En este sentido, del Séptimo, de los Diez Mandamientos entregados por Dios a Moisés en el monte Sinaí, “No Robarás”, se desprenden aristas mucho más profundas de lo que nos dice en primera instancia el término. Declara el destino y distribución universal de los bienes; el derecho a la propiedad privada; el respeto a las personas, a sus bienes y a la integridad de la creación.  Es decir, no basta con “no tomar el bien ajeno” para cumplir este Mandamiento.

Nos basamos entonces en la idea del respeto a los bienes ajenos mediante la práctica de la justicia, de la caridad, de la templanza y de la solidaridad. Y si ejercemos una actividad económica de donde debemos obtener recursos, muchas veces monetarios, o bien trabajar o tener una empresa privada que por definición tiene fines de lucro y su propósito es incrementar su patrimonio, podría resultarnos difícil combinar los conceptos anteriores. El comercio, los negocios, las empresas y la actividad económica en general, suelen no ser compatibles con una práctica cristiana que intente cumplir el Séptimo Mandamiento con todas sus implicancias.

Se evidencia lo anterior, en la corrupción en las empresas: lavado de dinero, uso de información privilegiada, fraudes y así podríamos enumerar un listado inmenso.
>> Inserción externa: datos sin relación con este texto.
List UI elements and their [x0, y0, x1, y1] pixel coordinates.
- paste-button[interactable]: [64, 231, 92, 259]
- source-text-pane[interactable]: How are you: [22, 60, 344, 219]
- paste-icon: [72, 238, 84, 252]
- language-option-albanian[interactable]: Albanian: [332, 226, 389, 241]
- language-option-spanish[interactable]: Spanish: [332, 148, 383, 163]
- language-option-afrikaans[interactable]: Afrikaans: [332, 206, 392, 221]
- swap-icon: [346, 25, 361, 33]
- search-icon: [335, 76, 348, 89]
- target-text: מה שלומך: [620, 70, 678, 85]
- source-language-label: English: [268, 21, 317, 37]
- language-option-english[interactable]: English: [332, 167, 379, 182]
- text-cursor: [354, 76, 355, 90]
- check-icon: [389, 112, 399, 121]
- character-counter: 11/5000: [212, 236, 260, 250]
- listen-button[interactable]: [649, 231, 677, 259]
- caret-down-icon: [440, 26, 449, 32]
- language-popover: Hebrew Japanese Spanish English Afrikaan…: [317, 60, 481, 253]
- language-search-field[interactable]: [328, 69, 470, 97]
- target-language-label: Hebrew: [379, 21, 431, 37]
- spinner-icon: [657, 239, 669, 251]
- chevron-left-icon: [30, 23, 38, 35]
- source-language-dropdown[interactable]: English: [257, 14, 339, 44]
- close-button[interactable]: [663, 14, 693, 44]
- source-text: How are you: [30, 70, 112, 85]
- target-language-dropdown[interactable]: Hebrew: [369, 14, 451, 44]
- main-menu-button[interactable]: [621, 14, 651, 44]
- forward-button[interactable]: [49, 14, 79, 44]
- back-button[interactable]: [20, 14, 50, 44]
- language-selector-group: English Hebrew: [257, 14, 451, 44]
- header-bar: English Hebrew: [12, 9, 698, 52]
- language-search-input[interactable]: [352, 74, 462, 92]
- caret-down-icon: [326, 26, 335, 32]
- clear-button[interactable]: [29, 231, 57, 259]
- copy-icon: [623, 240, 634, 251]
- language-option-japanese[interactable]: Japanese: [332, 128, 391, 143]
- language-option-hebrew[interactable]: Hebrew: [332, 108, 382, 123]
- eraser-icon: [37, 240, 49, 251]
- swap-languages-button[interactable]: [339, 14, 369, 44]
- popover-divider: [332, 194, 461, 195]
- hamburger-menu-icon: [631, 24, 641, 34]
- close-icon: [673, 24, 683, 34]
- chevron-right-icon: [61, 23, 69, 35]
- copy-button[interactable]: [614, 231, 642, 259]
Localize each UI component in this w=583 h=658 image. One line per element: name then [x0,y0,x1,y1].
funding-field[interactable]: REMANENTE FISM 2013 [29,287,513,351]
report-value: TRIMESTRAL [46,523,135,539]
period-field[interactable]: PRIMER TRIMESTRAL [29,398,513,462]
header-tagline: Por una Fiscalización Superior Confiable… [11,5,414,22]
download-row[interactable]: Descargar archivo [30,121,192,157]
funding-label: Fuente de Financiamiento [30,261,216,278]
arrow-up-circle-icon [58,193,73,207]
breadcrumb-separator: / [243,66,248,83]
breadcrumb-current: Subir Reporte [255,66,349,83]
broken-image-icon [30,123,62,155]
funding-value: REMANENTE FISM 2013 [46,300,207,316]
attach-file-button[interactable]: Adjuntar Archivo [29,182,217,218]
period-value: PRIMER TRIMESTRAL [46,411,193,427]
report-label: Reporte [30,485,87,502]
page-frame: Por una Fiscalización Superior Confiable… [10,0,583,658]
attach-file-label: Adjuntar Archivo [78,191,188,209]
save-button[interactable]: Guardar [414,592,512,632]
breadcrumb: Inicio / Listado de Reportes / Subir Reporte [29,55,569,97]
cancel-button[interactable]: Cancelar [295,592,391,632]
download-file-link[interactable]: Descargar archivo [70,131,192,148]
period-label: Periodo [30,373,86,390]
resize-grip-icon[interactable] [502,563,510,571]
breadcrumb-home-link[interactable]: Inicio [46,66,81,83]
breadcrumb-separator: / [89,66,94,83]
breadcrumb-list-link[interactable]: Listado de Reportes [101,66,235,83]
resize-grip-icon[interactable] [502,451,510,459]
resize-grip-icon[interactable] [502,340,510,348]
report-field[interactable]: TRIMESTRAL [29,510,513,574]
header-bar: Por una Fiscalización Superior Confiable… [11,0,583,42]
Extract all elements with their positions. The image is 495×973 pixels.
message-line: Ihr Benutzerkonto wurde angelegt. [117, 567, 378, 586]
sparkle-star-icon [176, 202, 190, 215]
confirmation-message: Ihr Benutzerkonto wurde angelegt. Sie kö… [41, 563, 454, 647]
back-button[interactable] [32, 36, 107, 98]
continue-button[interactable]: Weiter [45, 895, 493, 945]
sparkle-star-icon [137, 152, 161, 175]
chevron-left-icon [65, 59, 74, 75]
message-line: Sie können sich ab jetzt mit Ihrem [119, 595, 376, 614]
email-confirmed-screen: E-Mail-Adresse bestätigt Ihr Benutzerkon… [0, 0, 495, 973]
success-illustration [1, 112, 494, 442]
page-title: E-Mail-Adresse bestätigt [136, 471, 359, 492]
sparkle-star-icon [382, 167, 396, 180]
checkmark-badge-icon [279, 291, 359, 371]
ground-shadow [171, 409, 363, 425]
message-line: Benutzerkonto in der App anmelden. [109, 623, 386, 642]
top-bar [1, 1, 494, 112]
Más aún, si vamos a la Web, podremos encontrar listados completos de los casos más “exitosos” de corrupción en la empresa. Claramente miles de prácticas que bajo ningún punto de vista, agradan a Dios.

Podríamos hablar de ética empresarial y de aquello existe mucha bibliografía. Pero situémonos en el Mandamiento “No Robar” que nos exigen primero que todo a ser justos de corazón. Si somos empresarios, si trabajamos en una empresa con fines de lucro, si trabajamos en el sector comercio o si debemos cumplir metas para obtener nuestro sueldo, no olvidemos que el mayor Proveedor es Dios y es a él a quien debemos agradar antes que a todos. Si estamos en amistad con Él, sin pecado, es el Señor quien nos proporcionará los bienes que necesitamos y no precisamente nuestro jefe o nuestros clientes. “Por eso les digo: No se preocupen por su vida, qué comerán o beberán; ni por su cuerpo, cómo se vestirán. ¿No tiene la vida más valor que la comida, y el cuerpo más que la ropa?” (Mateo 6:25).



La invitación es a trabajar considerando estos elementos sin importar a qué nos dedicamos; no sólo en el Sector Comercio podemos encontrar faltas a la voluntad de Dios, ya que las tentaciones pueden aparecer en cualquier lugar. Ser justos con nuestros compañeros de trabajo; ser solidarios ante una necesidad de un colega; ser caritativos con nuestros recursos; si somos empresarios, actuar con justicia frente a nuestros clientes y empleados e incluso, el uso prudente de los recursos naturales y animales son algunas  prácticas agradables a Dios en el desarrollo de una actividad o en el ejercicio de nuestras profesiones.

Y no sólo este Mandamiento nos exige a obrar de manera correcta sino también “Las Bienaventuranzas” (Mateo 5:3-12). Es así como una de ellas nos dice: “Bienaventurados los que tienen hambre y sed de justicia, porque ellos serán saciados”. No olvidemos que las bienaventuranzas recogen y perfeccionan las promesas de Dios desde Abraham ordenándose al Reino de los cielos. Responden al deseo de felicidad que Dios ha puesto en el corazón del hombre.